[Chapter 28] 28.9 ex Scripts Built by diff

28.9 ex Scripts Built by diff

The -e option of diff produces an editing script usable with either ex (33.4) or ed, instead of the usual output. This script consists of a sequence of a (add), c (change), and d (delete) commands necessary to re-create file2 from file1 (the first and second files specified on the diff command line).

Obviously there is no need to completely re-create the first file from the second, because you could do that easily with cp. However, by editing the script produced by diff, you can come up with some desired combination of the two versions.

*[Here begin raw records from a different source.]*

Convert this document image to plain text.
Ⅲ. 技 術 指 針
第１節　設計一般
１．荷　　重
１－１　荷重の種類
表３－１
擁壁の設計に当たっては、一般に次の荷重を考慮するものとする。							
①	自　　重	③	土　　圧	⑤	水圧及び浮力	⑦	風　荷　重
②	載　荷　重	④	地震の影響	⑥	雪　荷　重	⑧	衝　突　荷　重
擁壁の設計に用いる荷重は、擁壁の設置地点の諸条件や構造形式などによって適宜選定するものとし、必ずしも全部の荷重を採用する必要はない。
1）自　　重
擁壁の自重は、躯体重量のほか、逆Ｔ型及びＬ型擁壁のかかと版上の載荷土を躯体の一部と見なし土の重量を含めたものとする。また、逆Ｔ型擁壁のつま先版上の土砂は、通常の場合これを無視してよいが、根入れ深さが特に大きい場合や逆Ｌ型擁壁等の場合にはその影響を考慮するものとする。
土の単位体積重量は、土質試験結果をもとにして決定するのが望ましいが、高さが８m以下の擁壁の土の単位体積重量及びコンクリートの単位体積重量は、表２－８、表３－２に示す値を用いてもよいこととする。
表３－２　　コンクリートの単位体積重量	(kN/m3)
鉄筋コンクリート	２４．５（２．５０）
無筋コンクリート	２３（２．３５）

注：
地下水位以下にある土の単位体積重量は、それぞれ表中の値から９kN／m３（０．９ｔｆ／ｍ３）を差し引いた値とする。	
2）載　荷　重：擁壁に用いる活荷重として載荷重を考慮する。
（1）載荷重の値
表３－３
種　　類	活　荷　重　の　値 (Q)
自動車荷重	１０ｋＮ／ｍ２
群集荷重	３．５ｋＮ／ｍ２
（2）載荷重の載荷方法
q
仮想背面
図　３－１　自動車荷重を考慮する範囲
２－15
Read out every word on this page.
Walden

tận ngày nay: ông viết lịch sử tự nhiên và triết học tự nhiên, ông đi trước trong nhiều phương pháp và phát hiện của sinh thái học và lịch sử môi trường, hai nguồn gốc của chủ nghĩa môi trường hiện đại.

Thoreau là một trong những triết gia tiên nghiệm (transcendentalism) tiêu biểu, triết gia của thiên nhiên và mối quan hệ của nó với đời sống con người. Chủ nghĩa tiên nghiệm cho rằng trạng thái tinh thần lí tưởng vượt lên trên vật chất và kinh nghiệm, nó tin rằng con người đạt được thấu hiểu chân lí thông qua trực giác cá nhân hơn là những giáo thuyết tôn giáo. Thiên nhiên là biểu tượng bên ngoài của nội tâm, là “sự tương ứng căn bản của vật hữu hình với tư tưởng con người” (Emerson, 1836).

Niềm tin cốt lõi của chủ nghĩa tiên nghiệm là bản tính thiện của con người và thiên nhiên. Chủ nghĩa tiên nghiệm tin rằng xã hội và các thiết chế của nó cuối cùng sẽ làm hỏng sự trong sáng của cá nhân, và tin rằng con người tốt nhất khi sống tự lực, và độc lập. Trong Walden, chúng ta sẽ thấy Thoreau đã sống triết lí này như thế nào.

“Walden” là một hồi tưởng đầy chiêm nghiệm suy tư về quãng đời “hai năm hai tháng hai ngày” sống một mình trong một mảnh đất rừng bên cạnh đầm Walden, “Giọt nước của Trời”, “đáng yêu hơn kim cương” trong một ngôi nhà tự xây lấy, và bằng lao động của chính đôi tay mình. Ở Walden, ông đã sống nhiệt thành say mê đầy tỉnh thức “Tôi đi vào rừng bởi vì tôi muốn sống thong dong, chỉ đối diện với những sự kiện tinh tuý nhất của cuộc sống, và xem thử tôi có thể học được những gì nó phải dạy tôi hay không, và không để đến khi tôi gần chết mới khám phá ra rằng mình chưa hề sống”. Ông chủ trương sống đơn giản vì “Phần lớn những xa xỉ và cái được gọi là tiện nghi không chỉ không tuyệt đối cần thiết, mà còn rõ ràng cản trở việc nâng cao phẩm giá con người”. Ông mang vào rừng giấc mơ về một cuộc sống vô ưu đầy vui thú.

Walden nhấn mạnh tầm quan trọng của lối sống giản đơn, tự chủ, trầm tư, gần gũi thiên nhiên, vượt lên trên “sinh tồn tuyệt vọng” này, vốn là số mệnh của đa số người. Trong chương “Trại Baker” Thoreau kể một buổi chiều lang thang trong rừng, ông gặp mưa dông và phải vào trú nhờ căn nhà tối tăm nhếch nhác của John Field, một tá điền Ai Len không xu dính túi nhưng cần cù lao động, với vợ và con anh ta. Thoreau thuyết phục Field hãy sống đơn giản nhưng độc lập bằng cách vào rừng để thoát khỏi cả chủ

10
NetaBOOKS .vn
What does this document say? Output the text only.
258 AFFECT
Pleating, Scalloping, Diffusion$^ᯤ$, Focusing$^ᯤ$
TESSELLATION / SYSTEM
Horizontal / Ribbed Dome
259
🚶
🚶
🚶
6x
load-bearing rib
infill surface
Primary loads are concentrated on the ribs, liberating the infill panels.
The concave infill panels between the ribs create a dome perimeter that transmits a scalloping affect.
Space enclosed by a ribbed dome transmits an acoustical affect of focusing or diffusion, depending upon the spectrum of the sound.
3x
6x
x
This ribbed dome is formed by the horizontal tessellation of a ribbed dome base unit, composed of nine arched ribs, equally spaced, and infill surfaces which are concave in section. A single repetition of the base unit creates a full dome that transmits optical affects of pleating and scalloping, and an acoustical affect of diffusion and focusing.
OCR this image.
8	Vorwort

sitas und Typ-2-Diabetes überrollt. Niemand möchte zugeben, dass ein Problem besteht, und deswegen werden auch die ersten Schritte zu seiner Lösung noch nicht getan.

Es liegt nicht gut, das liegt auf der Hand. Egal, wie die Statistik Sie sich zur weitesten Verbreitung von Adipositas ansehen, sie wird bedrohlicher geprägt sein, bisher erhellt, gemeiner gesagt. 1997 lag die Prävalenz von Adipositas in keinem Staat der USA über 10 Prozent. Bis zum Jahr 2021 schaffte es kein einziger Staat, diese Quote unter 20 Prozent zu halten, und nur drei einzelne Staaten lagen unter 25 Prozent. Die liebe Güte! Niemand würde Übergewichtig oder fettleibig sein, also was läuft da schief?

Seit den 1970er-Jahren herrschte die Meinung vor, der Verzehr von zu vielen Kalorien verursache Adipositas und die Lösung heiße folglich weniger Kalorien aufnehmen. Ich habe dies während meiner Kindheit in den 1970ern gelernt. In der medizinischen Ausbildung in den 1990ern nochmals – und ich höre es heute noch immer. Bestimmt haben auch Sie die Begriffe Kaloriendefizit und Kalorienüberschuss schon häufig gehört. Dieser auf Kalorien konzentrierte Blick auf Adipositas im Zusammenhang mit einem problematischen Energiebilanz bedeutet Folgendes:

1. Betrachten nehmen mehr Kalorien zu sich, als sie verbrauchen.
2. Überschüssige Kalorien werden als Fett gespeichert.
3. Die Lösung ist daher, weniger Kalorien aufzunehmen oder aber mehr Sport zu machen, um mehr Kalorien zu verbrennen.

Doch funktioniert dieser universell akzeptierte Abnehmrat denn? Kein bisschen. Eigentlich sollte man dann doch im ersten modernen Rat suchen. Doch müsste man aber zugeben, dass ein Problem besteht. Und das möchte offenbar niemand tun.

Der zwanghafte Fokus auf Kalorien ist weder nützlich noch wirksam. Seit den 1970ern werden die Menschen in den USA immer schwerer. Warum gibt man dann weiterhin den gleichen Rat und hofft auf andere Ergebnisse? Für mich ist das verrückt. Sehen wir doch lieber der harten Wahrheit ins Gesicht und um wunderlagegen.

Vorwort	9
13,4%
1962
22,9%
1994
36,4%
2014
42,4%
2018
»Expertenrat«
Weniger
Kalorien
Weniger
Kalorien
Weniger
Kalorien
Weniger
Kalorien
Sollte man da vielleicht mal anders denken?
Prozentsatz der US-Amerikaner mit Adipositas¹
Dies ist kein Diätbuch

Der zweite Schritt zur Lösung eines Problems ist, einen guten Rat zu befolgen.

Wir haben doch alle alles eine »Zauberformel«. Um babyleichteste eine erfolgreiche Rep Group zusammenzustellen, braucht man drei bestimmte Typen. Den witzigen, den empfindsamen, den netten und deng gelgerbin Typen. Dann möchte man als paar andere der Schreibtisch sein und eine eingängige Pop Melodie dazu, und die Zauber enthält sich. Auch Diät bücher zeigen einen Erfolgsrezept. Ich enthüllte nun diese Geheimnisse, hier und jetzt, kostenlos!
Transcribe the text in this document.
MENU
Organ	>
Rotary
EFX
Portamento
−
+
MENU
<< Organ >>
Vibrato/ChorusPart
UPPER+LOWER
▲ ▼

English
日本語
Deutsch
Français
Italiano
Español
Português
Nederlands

It might take you a moment to think of a case in which you might have use for this feature. Consider this one: two people have unknowingly made edits to different copies of a file, and you need the two versions merged. (This can happen especially easily in a networked environment, in which people copy files between machines. Poor coordination can easily result in this kind of problem.)

To make this situation concrete, let's take a look at two versions of the same paragraph, that we want to combine:

Version 1:The Book of Kells, now one of the treasures of the Trinity
College Library in Dublin, was found in the ancient
monastery at Ceannanus Mor, now called Kells. It is a
beautifully illustrated manuscript of the Latin Gospels,
and also contains notes on local history. 
It was written in the eighth century. 
The manuscript is generally regarded as the finest example
of Celtic illumination.


Version 2:The Book of Kells was found in the ancient
monastery at Ceannanus Mor, now called Kells. It is a
beautifully illustrated manuscript of the Latin Gospels,
and also contains notes on local history. 
It is believed to have been written in the eighth century. 
The manuscript is generally regarded as the finest example
of Celtic illumination.

As you can see, there is one additional phrase in each of the two files. We can merge them into one file that incorporates both edits. Typing:

$ diff -e version1 version2 > exscript

will yield the following output in the file exscript:

6c
It is believed to have been written in the eighth century. 
.
1,2c
The Book of Kells was found in the ancient
.

You'll notice that the script appears in reverse order, with the changes later in the file appearing first. This is essential whenever you're making changes based on line numbers; otherwise, changes made earlier in the file may change the numbering, rendering the later parts of the script ineffective. You'll also notice that, as mentioned, this script will simply recreate version2, which is not what we want. We want the change to line 5, but not the change to lines 1 and 2. We want to edit the script so that it looks like this:

6c
It is believed to have been written in the eighth century. 
.
w

(Notice that we had to add the w command to write the results of the edit back into the file.) Now we can type:

$ ex - version1 < exscript

to get the resulting merged file:

The Book of Kells, now one of the treasures of the Trinity
College Library in Dublin, was found in the ancient
monastery at Ceannanus Mor, now called Kells. It is a
beautifully illustrated manuscript of the Latin Gospels,
and also contains notes on local history. 
It is believed to have been written in the eighth century. 
The manuscript is generally regarded as the finest example
of Celtic illumination.

Using diff like this can get confusing, especially when there are many changes. It is easy to get the direction of changes confused or to make the wrong edits. Just remember to do the following:

Specify the file that is closest in content to your eventual target as the first file on the diff command line. This will minimize the size of the editing script that is produced.
After you have corrected the editing script so that it makes only the changes that you want, apply it to that same file (the first file).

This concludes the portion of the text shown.